Social workers say that the implementation of some of the reforms is causing problems of their own. Some removals might be too hasty now, they say, and moving social workers to dependency court to help with the flood of extra removals has left other areas short-staffed, forcing overtime, causing stress and leading some workers to leave the department.
“We’ve increased removals, but we haven’t been able to fix the core leadership issues and core policy implementation issues that are preventing us from retaining workers and providing the services to the families,” said Alex Lesniak, a county social worker and union steward.
Last summer, after an epic takedown of Wright and Little during a board meeting, Supervisor Arenas demanded they each write a “letter of reflection” about their leadership failures that led to the child safety crisis. In his letter, Little acknowledged that the leadership team didn’t do all that was needed to “ensure staff were laser focused” on safety. She said she never received a response from Wright.
Kraft said some kind of personal accountability from Wright would have helped him overcome his own grief and guilt. But Wright has repeatedly emphasized that he was “hired” as agency director only after baby Phoenix’s death, even though he was co-acting director when she died. During a staff meeting in September, when a social worker said it would be helpful if Wright acknowledged he “got it wrong,” he replied, “I hear that and I respectfully disagree.”
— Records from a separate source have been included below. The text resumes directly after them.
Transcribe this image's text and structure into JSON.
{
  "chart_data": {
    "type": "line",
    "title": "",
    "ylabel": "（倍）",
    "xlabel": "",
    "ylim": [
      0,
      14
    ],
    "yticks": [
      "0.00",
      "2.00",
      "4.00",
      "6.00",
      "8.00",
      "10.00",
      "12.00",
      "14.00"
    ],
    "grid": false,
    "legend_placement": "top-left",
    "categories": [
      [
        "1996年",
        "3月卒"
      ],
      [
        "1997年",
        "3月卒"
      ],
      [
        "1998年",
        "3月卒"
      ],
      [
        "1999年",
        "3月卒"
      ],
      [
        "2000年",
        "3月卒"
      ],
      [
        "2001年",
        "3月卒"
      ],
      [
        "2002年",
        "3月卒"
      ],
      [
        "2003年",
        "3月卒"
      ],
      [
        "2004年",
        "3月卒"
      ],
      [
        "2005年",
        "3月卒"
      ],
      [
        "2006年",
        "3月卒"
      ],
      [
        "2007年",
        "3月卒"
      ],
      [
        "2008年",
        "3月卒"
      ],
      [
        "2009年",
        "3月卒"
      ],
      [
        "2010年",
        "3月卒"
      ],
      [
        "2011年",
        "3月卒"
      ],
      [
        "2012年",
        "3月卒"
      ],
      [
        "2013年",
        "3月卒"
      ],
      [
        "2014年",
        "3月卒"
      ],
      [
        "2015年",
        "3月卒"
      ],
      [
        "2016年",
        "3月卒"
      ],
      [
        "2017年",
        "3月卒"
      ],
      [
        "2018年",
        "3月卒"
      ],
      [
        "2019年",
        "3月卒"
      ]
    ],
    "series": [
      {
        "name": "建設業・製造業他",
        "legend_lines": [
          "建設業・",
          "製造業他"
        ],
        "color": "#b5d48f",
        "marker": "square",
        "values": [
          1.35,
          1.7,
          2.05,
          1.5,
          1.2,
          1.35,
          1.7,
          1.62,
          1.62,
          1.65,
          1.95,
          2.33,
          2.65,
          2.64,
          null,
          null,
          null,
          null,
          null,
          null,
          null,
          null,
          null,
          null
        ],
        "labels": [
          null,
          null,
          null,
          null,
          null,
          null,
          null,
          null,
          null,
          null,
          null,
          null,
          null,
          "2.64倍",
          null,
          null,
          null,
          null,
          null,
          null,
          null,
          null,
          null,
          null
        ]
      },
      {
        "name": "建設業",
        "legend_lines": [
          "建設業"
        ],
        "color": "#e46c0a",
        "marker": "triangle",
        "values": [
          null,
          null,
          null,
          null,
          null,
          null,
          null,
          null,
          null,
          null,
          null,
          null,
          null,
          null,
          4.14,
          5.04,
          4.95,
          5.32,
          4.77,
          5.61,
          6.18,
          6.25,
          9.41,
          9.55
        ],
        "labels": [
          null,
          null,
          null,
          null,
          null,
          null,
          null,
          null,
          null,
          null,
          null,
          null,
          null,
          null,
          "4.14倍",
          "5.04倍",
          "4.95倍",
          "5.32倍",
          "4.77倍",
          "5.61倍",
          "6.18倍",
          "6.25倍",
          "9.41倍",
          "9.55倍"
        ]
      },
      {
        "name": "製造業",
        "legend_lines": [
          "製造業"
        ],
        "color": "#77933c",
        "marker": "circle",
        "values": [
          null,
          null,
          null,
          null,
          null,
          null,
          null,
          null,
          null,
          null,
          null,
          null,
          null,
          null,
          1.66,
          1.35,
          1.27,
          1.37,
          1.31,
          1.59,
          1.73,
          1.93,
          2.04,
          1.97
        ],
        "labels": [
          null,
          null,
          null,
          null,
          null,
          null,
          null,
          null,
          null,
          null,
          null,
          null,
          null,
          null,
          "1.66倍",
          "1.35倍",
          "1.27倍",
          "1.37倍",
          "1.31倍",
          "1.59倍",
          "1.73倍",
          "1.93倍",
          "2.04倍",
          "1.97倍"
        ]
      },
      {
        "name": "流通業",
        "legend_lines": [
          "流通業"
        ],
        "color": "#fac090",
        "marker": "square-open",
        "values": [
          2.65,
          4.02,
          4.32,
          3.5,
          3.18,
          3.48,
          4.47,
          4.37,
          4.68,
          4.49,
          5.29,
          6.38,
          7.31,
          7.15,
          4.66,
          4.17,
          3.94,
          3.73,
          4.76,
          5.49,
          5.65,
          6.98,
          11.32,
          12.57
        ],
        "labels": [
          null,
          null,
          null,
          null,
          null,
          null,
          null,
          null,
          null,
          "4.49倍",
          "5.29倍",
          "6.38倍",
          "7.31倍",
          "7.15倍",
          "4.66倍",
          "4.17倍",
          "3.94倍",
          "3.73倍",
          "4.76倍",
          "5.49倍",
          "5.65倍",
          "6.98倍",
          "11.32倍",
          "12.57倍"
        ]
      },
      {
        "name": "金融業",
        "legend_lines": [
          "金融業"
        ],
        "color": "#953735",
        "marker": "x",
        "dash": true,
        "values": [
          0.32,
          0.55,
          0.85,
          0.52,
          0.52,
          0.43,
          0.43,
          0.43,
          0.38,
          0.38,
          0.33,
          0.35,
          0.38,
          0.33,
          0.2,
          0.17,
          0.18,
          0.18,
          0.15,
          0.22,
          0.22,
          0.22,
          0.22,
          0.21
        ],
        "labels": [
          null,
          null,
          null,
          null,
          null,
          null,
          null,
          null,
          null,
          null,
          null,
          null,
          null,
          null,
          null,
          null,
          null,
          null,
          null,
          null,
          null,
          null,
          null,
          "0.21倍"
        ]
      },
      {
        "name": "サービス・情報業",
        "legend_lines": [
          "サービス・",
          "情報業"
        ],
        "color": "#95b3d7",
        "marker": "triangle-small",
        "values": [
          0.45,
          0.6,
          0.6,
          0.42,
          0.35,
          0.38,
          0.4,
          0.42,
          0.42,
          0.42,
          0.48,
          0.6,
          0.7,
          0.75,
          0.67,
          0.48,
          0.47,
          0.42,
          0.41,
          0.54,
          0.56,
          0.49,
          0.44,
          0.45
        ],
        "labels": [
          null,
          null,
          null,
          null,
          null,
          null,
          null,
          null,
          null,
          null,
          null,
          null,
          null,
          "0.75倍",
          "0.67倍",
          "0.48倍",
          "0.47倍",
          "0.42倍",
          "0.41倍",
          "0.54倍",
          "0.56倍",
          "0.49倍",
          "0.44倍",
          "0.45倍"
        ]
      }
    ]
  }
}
“I am still overwhelmed when I think about baby Phoenix and what happened to her and how it was handled and the weight of it,” said Kraft, who still won’t work with children younger than 3.
Arenas has expressed skepticism about whether the right leadership is in place to carry out the reforms, but only the county executive, not elected supervisors, has firing power and has expressed no inclination to do so.
So she is focused on the children.
“We were not making the best decisions for our children and our youth, and those decisions have consequences,” Arenas said. “They are going to eventually come back to us. And this time around, we’ve got to make sure we get it right.”